Associations between Pathological Gambling and Psychiatric Comorbidity among Help-Seeking Populations in Hong Kong

1Department of Applied Social Sciences, The Hong Kong Polytechnic University, Hunghom, Hong Kong
2Public Policy Research Institute, The Hong Kong Polytechnic University, Hong Kong
3Department of Social Work, East China Normal University, Shanghai 200062, China
4Kiang Wu Nursing College of Macau, Macau
5Division of Adolescent Medicine, Department of Pediatrics, Kentucky Children's Hospital, University of Kentucky College of Medicine, Lexington, KY 40506, USA
6Tung Wah Group of Hospitals Even Centre, Hong Kong

Received 28 September 2011; Accepted 8 November 2011

Academic Editor: Joav Merrick

Copyright © 2012 Daniel T. L. Shek et al. This is an open access article distributed under the Creative Commons Attribution License, which permits unrestricted use, distribution, and reproduction in any medium, provided the original work is properly cited.
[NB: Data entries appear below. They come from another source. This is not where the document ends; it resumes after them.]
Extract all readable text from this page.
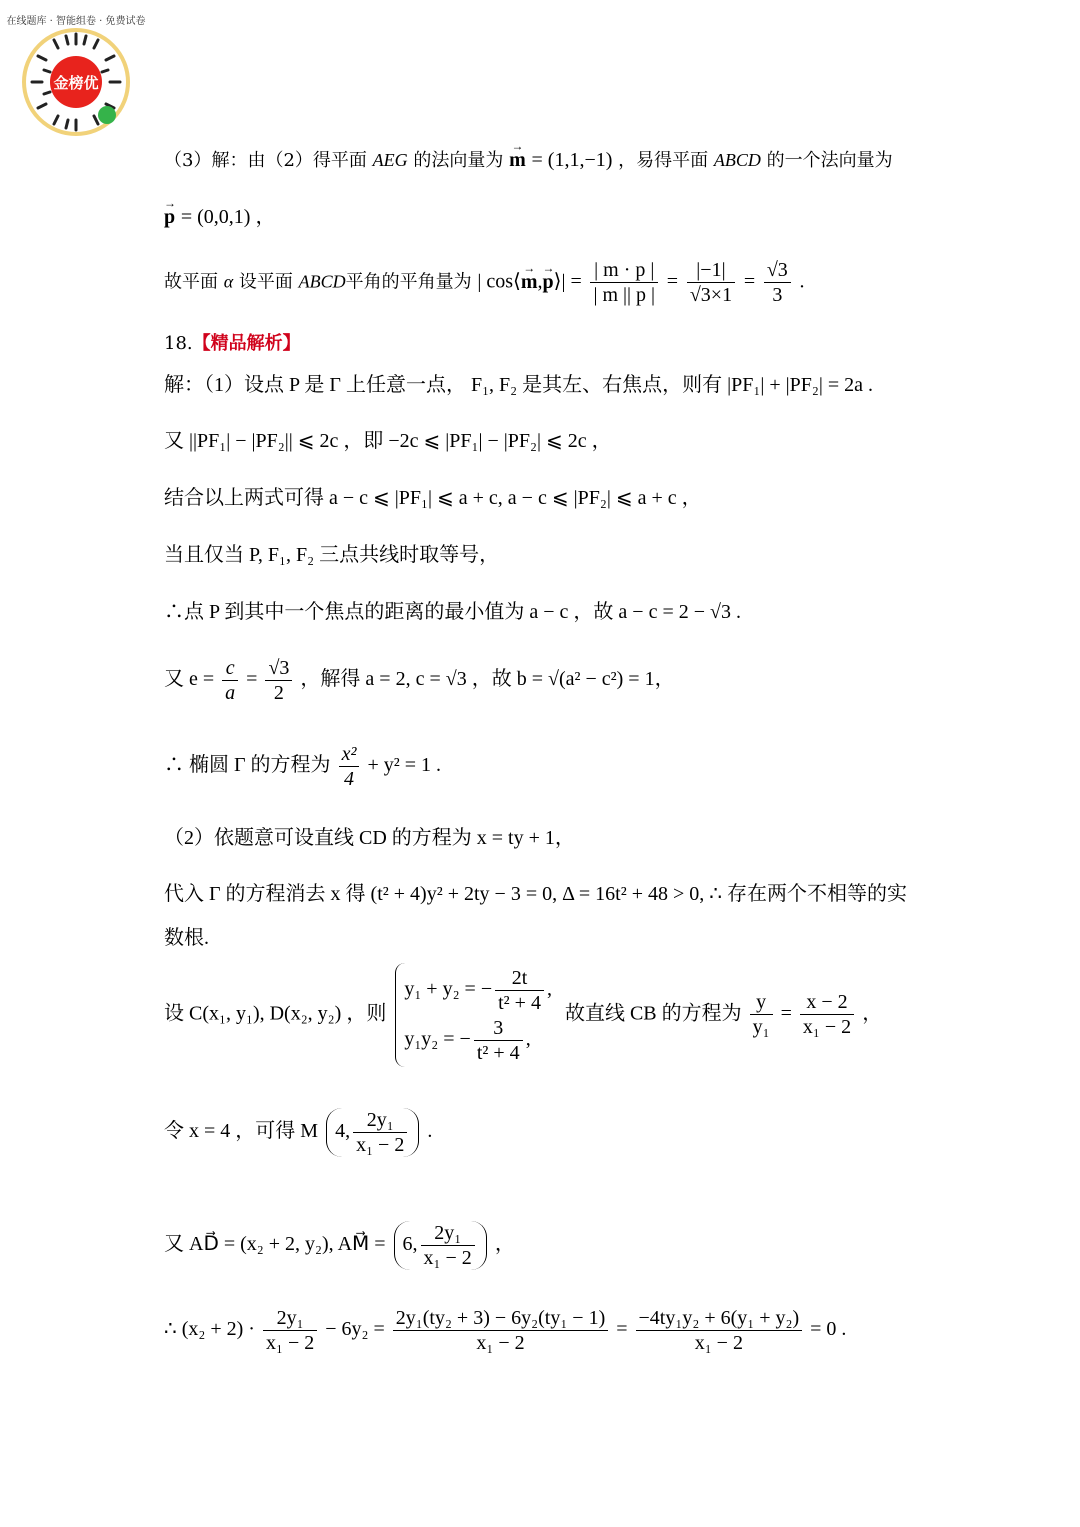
金榜优
在线题库 · 智能组卷 · 免费试卷
（3）解：由（2）得平面 AEG 的法向量为 → m = (1,1,−1) ，易得平面 ABCD 的一个法向量为
→ p = (0,0,1) ，
故平面 α 设平面 ABCD平角的平角量为 | cos⟨→ m,→ p⟩| = $\frac{| m \cdot p |}{| m || p |} = \frac{|-1|}{√3\times 1} = \frac{√3}{3}$ .
18.【精品解析】
解：（1）设点 P 是 Γ 上任意一点， F₁, F₂ 是其左、右焦点，则有 |PF₁| + |PF₂| = 2a .
又 ||PF₁| − |PF₂|| ⩽ 2c ，即 −2c ⩽ |PF₁| − |PF₂| ⩽ 2c ，
结合以上两式可得 a − c ⩽ |PF₁| ⩽ a + c, a − c ⩽ |PF₂| ⩽ a + c ，
当且仅当 P, F₁, F₂ 三点共线时取等号，
∴点 P 到其中一个焦点的距离的最小值为 a − c ，故 a − c = 2 − √3 .
又 $e = \frac{c}{a} = \frac{√3}{2}$ ，解得 a = 2, c = √3 ，故 b = √(a² − c²) = 1，
∴ 椭圆 Γ 的方程为 $\frac{\text{x²}}{4} + y^2 = 1$ .
（2）依题意可设直线 CD 的方程为 x = ty + 1，
代入 Γ 的方程消去 x 得 (t² + 4)y² + 2ty − 3 = 0, Δ = 16t² + 48 > 0, ∴ 存在两个不相等的实
数根.
设 C(x₁, y₁), D(x₂, y₂) ，则
y₁ + y₂ = − $\frac{2t}{\text{t² + 4}}$ ,
y₁y₂ = − $\frac{3}{\text{t² + 4}}$ ,
故直线 CB 的方程为 $\frac{y}{\text{y₁}} = \frac{x - 2}{\text{x₁ − 2}}$ ，
令 x = 4 ，可得 M 4, $\frac{\text{2y₁}}{\text{x₁ − 2}}$ .
又 AD⃗ = (x₂ + 2, y₂), AM⃗ = 6, $\frac{\text{2y₁}}{\text{x₁ − 2}}$ ，
∴ $(x_2 + 2) \cdot \frac{\text{2y₁}}{\text{x₁ − 2}} - 6y_2 = \frac{\text{2y₁(ty₂ + 3) − 6y₂(ty₁ − 1)}}{\text{x₁ − 2}} = \frac{\text{−4ty₁y₂ + 6(y₁ + y₂)}}{\text{x₁ − 2}} = 0$ .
Problem gambling is complex and often comorbid with other mental health problems. Unfortunately, gambling studies on comorbid psychiatric disorders among Chinese communities are extremely limited. The objectives of this study were to (a) determine the prevalence of comorbid psychiatric disorders among treatment-seeking pathological gamblers; (b) compare the demographic profiles and clinical features of pathological gamblers with and without comorbid psychiatric disorders; (c) explore the associations between pathological gambling and psychiatric disorders and their temporal relationship. Participants ( 𝑁 = 2 0 1 ) who sought gambling counseling were examined by making Axis-I diagnoses including mood disorders, schizophrenia spectrum disorders, substance use disorders, anxiety disorders, and adjustment disorder. Results showed that 63.7% of participants had lifetime comorbid psychiatric disorder. The most common comorbid psychiatric mental disorders were mood disorders, adjustment disorder, and substance use disorders. Pathological gamblers with psychiatric comorbidities were significantly more severe in psychopathology, psychosocial functioning impairment, and gambling problems than those without the disorders.